In mice with blood cancer and solid tumors, the GMPs engineered with CARs delayed disease progression, while the GMPs engineered with both CARs and the immune-activating signal provided an even greater benefit.
The researchers also demonstrated potential applications beyond cancer. In mice with an inherited immune deficiency, known as chronic granulomatous disease, the GMPs restored the ability to fight bacterial infection.
"Our study suggests that the future of immunotherapy may depend not only on designing better CAR receptors, but also on choosing the right developmental stage of the cell," said Ying.
About this research
The paper in Cell is titled "Expansion and CAR engineering of granulocyte-monocyte progenitors for cellular immunotherapy."
In addition to Ying, Yue and Majeti, additional authors are: Zheng Guo, Crystal Pan, Xueyuan A. Jing, Tai Nguyen, Jiaqi Tang, Yanpui Chan, Humberto Contreras-Trujillo, Du Jiang, Xue Yan, Hang Xiang, Xugeng Liu, Xiao Wang, Ziyuan Wang, Natalie Shu, Daniel B. McKim, Rong Lu and Chao Zhang from USC; and Litao Tao and Celia Bloom from Creighton University; Asiri Ediriwickrema and Sebastian Koschade from Stanford University School of Medicine; and Yingxiao Shi from Harvard Medical School and the Dana-Farber Cancer Institute.
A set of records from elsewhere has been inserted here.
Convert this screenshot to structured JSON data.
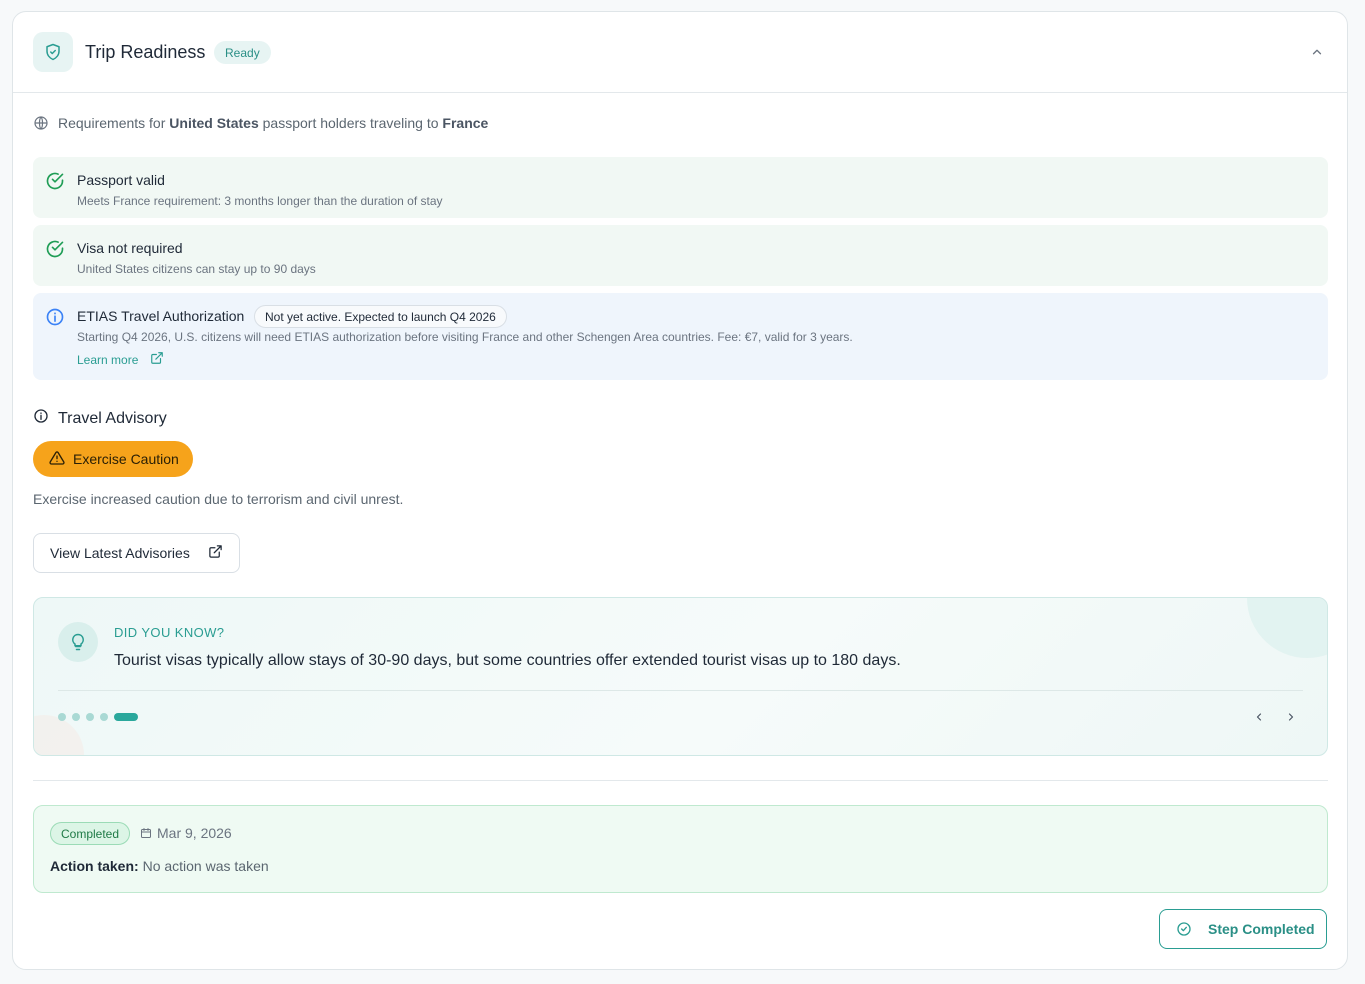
{
  "header": {
    "title": "Trip Readiness",
    "status_badge": "Ready"
  },
  "requirements_line": {
    "prefix": "Requirements for",
    "origin": "United States",
    "middle": "passport holders traveling to",
    "destination": "France"
  },
  "requirements": [
    {
      "title": "Passport valid",
      "description": "Meets France requirement: 3 months longer than the duration of stay",
      "status": "ok"
    },
    {
      "title": "Visa not required",
      "description": "United States citizens can stay up to 90 days",
      "status": "ok"
    },
    {
      "title": "ETIAS Travel Authorization",
      "badge": "Not yet active. Expected to launch Q4 2026",
      "description": "Starting Q4 2026, U.S. citizens will need ETIAS authorization before visiting France and other Schengen Area countries. Fee: €7, valid for 3 years.",
      "link": "Learn more",
      "status": "info"
    }
  ],
  "advisory": {
    "heading": "Travel Advisory",
    "level": "Exercise Caution",
    "description": "Exercise increased caution due to terrorism and civil unrest.",
    "button": "View Latest Advisories"
  },
  "tip": {
    "label": "DID YOU KNOW?",
    "text": "Tourist visas typically allow stays of 30-90 days, but some countries offer extended tourist visas up to 180 days.",
    "total_slides": 5,
    "active_slide": 5
  },
  "completion": {
    "badge": "Completed",
    "date": "Mar 9, 2026",
    "action_label": "Action taken:",
    "action_value": "No action was taken"
  },
  "footer": {
    "button": "Step Completed"
  },
  "colors": {
    "accent": "#2a9d92",
    "success": "#1f9d55",
    "info": "#3b82f6",
    "caution": "#f6a31b"
  }
}
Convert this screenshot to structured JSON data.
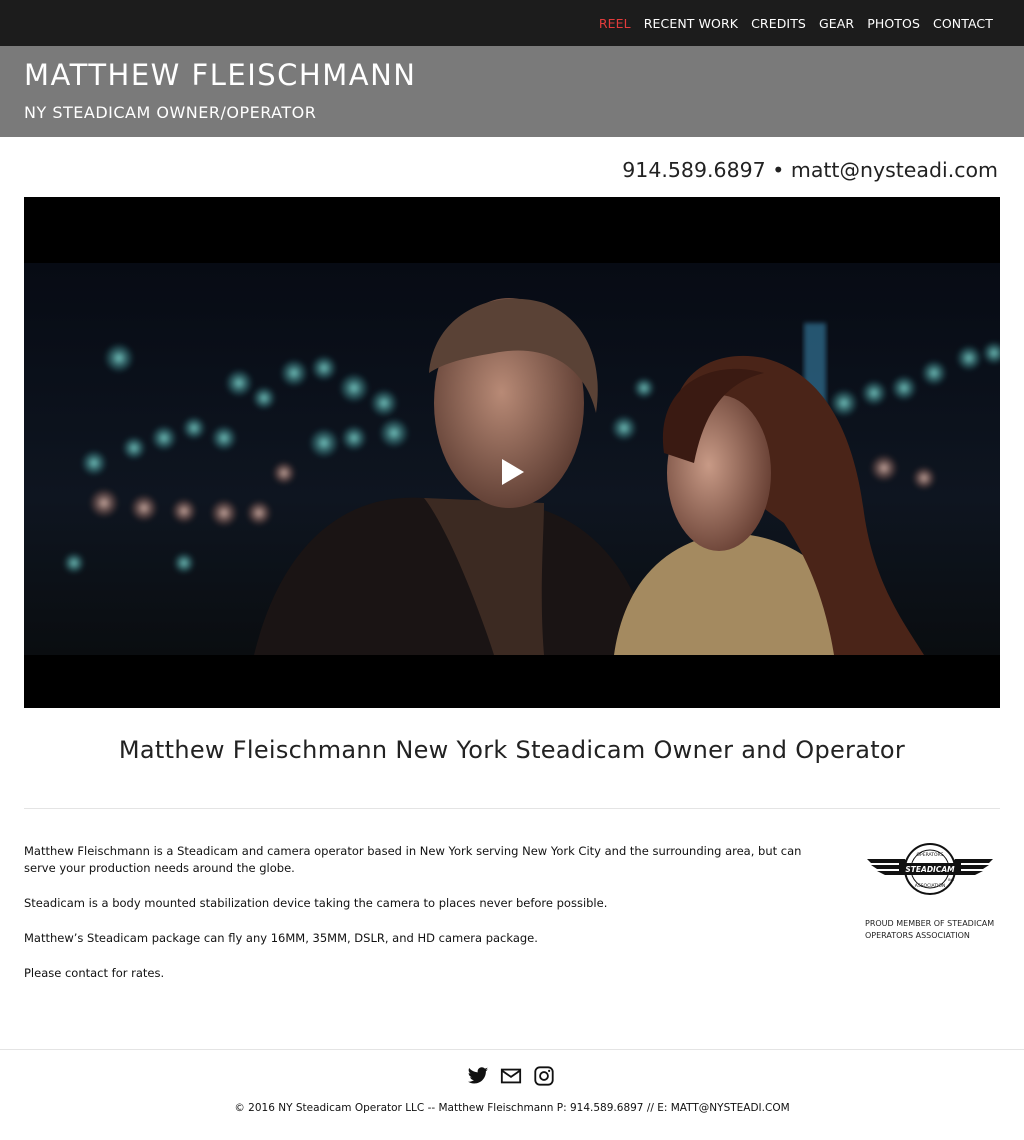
{
  "nav": {
    "items": [
      {
        "label": "REEL",
        "active": true
      },
      {
        "label": "RECENT WORK",
        "active": false
      },
      {
        "label": "CREDITS",
        "active": false
      },
      {
        "label": "GEAR",
        "active": false
      },
      {
        "label": "PHOTOS",
        "active": false
      },
      {
        "label": "CONTACT",
        "active": false
      }
    ],
    "active_color": "#e23b3b"
  },
  "header": {
    "title": "MATTHEW FLEISCHMANN",
    "subtitle": "NY STEADICAM OWNER/OPERATOR"
  },
  "contact": {
    "phone": "914.589.6897",
    "separator": "•",
    "email": "matt@nysteadi.com"
  },
  "video": {
    "play_icon": "play-icon"
  },
  "main": {
    "headline": "Matthew Fleischmann New York Steadicam Owner and Operator",
    "paragraphs": [
      "Matthew Fleischmann is a Steadicam and camera operator based in New York serving New York City and the surrounding area, but can serve your production needs around the globe.",
      "Steadicam is a body mounted stabilization device taking the camera to places never before possible.",
      "Matthew’s Steadicam package can fly any 16MM, 35MM, DSLR, and HD camera package.",
      "Please contact for rates."
    ]
  },
  "badge": {
    "top_text": "OPERATORS",
    "center_text": "STEADICAM",
    "bottom_text": "ASSOCIATION",
    "small_text": "INC",
    "caption": "PROUD MEMBER OF STEADICAM OPERATORS ASSOCIATION"
  },
  "footer": {
    "icons": [
      "twitter-icon",
      "mail-icon",
      "instagram-icon"
    ],
    "copyright": "© 2016 NY Steadicam Operator LLC -- Matthew Fleischmann P: 914.589.6897 // E: MATT@NYSTEADI.COM"
  }
}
This work was supported by the Chen Yong Foundation of the Zhongmei Group, a sponsored research project from Myelogene Inc., the L.K. Whittier Foundation, the Eli and Edythe Broad Innovation Award, the Ming Hsieh Institute for Research on Engineering Medicine for Cancer Award, the USC SBIR/STTR Planning Award, the Xia Research Fund, and the Wu & Jiang Research Fund. Majeti reports support from the Ludwig Institute for Cancer Research, and Guo was supported by the California Institute for Regenerative Medicine Predoctoral Training Fellowship.
Disclosures
Ying, Yue, Jing, Guo, Majeti, Zhang, Nguyen and Tang are co-inventors on patents related to this study, filed by USC and licensed to Myelogene Inc. Ying, Yue, Zhang and Majeti are co-founders of Myelogene Inc. Majeti is on the Advisory Boards of Kodikaz Therapeutic Solutions, Pheast Therapeutics, Prelude Therapeutics, Mubadala Capital, Aculeus Therapeutics, Sequentify, BMS and Bectas Therapeutics. Majeti is also a co-founder and equity holder of Pheast Therapeutics.